I recently heard from a couple astronomy graduate students that Sundman solved the entire three-body problem of Newtonian gravity over a century ago, for generic initial conditions with non-vanishing angular momentum. This sounds almost too good to be true!
They said the general solution was either a series in powers of $t^{1/3}$ or powers of $\frac{e^{\alpha t^{1/3}} - 1}{e^{\alpha t^{1/3}} + 1}$ for some appropriate $\alpha$, the former related to binary collisions and the latter related to a conformal mapping.
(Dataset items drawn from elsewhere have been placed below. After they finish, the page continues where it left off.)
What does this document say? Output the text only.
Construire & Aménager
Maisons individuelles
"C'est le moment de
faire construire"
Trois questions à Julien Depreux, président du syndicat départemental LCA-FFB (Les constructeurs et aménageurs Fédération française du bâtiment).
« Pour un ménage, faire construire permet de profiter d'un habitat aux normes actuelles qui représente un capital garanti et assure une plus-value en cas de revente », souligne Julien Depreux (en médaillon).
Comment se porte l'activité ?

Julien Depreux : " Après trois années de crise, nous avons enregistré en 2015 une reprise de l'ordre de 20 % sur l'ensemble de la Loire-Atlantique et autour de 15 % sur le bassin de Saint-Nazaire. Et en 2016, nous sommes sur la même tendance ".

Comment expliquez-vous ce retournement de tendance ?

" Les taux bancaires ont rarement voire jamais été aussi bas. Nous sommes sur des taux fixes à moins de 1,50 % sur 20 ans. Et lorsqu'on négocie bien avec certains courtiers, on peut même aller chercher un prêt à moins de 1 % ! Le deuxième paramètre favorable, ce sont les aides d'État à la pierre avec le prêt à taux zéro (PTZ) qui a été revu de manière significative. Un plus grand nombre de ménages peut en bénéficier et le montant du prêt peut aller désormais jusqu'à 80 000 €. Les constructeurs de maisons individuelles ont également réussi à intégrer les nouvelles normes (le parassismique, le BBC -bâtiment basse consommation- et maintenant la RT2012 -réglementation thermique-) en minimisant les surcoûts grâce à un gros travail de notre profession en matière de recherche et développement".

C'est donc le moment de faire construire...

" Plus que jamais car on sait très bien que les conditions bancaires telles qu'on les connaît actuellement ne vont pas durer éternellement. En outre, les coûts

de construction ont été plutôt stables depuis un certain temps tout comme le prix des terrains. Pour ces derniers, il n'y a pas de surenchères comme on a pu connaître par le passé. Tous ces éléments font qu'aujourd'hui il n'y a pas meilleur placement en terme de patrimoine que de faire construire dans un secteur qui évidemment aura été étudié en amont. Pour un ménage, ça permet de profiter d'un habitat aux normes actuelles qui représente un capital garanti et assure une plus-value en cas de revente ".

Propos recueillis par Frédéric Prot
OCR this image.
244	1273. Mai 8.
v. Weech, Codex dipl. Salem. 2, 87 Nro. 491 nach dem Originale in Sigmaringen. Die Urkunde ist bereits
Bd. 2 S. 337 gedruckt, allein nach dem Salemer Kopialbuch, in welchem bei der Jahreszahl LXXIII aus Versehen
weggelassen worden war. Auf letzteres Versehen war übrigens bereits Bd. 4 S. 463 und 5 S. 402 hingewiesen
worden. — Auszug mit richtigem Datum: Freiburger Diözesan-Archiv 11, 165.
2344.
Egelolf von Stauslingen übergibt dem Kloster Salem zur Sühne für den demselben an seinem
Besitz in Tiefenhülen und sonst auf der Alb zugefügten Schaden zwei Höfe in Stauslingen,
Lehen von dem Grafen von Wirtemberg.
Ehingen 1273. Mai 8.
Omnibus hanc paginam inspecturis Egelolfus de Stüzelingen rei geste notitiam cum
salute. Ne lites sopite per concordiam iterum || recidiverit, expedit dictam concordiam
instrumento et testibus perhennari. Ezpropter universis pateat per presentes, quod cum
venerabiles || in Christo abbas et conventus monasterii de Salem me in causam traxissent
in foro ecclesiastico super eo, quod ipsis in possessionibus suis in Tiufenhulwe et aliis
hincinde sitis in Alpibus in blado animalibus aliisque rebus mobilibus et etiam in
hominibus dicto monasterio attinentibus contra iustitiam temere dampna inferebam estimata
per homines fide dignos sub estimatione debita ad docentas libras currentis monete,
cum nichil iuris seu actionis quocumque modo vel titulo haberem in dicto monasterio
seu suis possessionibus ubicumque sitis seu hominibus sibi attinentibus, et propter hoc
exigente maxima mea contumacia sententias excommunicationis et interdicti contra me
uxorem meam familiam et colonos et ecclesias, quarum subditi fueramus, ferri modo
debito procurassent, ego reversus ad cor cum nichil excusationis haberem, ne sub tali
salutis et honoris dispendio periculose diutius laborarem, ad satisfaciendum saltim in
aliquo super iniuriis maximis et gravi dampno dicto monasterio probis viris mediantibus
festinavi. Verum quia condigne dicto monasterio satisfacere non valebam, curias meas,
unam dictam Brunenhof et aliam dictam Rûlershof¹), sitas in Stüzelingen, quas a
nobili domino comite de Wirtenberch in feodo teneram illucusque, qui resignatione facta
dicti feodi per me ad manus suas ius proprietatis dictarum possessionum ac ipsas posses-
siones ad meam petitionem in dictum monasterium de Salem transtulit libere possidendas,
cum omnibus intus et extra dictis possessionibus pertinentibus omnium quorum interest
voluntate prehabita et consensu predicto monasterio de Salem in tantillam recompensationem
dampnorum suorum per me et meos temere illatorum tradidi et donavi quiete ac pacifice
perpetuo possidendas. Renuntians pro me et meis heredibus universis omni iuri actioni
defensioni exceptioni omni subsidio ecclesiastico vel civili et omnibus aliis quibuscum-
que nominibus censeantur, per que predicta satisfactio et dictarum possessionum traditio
I have briefly searched for discussions of these results of Sundman, but I haven't seen explicit forms for the series and I'm left unsure whether his proof of a series was constructive. My sense is perhaps that the transformations above can be used to argue that such an analytic solution exists but does not give the solution explicitly or a way to find the solution explicitly. However, on e.g. Wikipedia, it's stated that one would need to include truly massive numbers of terms for the series to be of practical value, which makes it sound that the series is explicitly known or can be constructed.
My question is: is Sundman's solution to the three-body problem constructive? If so, what is the series solution in terms of the nine initial positions and nine initial velocities of the bodies? For example, an explicit, iterative way of computing the coefficients in the series would suffice.